Assim, muito embora nessa hora seja um dever inegociável tratar o funcionário com cordialidade e, principalmente, com respeito, a notícia de seu desligamento deve ser franca e sem rodeios. Ao final da reunião não deve persistir o menor resquício de dúvida sobre a definitividade da sua decisão.
Por isso é importante que, antes de tomada, a decisão seja muito bem avaliada, com base em registros de performance outrora divididos com o próprio empregado e apontamentos das reuniões de feedback já feitas.
Portanto, após iniciada a reunião com respeitosa saudação, vá direto ao ponto tal como propõe a narrativa da regra de ouro número 01 acima.
- Ruptura de acesso ao ambiente de trabalho
Você está procurando ser amável, respeitoso e escolhendo bem suas palavras para não traumatizar mais ainda o colaborador desligado. Tudo isso é louvável e indispensável para executar da melhor forma possível o ato de desligamento, sempre tão tormentoso.
Entretanto, não confunda as coisas. Ainda há uma empresa para gerir, constando dentre suas responsabilidades a segurança da informação e a manutenção do bom ambiente organizacional.
Por isso, permitir que o colaborador se despeça de todos os outros colegas ao término da reunião de desligamento, por mais sedutor que possa ser, pode te trazer sérios problemas. Se planeje para que o profissional não retorne ao seu ambiente de trabalho depois de dispensado.
O ideal é que se faça acordo para que os seus pertences sejam retirados em outro dia e horário, preferencialmente fora do expediente e em local fisicamente distante do setor onde o colaborador cumpria suas funções. Se for possível, ofereça-se para entregar suas coisas a domicílio.

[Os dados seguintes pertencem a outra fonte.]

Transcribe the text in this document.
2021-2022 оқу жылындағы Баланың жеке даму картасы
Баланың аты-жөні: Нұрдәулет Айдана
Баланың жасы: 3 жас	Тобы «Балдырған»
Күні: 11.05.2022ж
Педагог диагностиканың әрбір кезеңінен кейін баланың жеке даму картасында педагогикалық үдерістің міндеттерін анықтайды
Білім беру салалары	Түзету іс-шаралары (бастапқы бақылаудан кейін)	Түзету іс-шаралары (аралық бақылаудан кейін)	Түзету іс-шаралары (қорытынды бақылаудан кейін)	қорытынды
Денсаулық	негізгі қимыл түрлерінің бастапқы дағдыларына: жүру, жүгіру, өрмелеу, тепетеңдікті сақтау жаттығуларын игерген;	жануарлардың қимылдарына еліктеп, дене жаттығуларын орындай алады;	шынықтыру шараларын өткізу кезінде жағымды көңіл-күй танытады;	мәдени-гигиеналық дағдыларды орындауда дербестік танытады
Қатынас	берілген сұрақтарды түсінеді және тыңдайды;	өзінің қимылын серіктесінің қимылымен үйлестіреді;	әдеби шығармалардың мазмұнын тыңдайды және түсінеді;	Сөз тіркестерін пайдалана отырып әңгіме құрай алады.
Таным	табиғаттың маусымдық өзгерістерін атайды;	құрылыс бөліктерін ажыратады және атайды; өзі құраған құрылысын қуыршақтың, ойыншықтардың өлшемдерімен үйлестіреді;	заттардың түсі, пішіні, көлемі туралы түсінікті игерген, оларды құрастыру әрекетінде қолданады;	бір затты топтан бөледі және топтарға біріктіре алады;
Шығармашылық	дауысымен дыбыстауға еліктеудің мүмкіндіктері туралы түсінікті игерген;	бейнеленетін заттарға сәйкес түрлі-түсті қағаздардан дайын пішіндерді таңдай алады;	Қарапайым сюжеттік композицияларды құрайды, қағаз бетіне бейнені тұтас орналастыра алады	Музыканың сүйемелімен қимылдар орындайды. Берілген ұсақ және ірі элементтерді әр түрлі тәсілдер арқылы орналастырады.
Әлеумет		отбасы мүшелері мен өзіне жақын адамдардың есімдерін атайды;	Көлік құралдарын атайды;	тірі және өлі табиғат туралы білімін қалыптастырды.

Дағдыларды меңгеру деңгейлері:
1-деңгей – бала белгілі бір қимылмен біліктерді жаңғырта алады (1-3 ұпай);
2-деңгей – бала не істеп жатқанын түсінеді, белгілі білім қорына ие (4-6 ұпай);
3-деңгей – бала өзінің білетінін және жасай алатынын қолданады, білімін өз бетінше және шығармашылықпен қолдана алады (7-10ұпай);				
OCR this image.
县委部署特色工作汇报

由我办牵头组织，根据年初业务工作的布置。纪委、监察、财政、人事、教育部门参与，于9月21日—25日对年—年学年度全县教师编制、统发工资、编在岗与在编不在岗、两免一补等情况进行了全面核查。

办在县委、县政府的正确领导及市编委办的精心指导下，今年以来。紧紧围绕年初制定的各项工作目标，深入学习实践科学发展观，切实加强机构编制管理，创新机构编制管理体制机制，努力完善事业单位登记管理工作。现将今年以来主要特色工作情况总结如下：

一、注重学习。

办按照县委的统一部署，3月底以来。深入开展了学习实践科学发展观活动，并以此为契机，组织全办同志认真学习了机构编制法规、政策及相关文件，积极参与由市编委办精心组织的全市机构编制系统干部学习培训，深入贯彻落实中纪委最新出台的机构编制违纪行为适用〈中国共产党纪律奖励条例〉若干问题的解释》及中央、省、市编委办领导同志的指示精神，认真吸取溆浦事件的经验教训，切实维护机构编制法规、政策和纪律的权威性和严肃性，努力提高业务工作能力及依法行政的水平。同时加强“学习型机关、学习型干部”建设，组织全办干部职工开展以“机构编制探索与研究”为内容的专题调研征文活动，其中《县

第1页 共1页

Caso isso se torne inviável, no mínimo se programe para que a reunião termine na hora do almoço ou após o final do expediente, mas não deixe de acompanhar o ex-funcionário na coleta de suas coisas. Não se deixe levar pelo aparente exagero que esse ato possa representar: é seu dever que nenhuma informação, documento, documento de cliente, etc., suma da empresa ou seja destruído.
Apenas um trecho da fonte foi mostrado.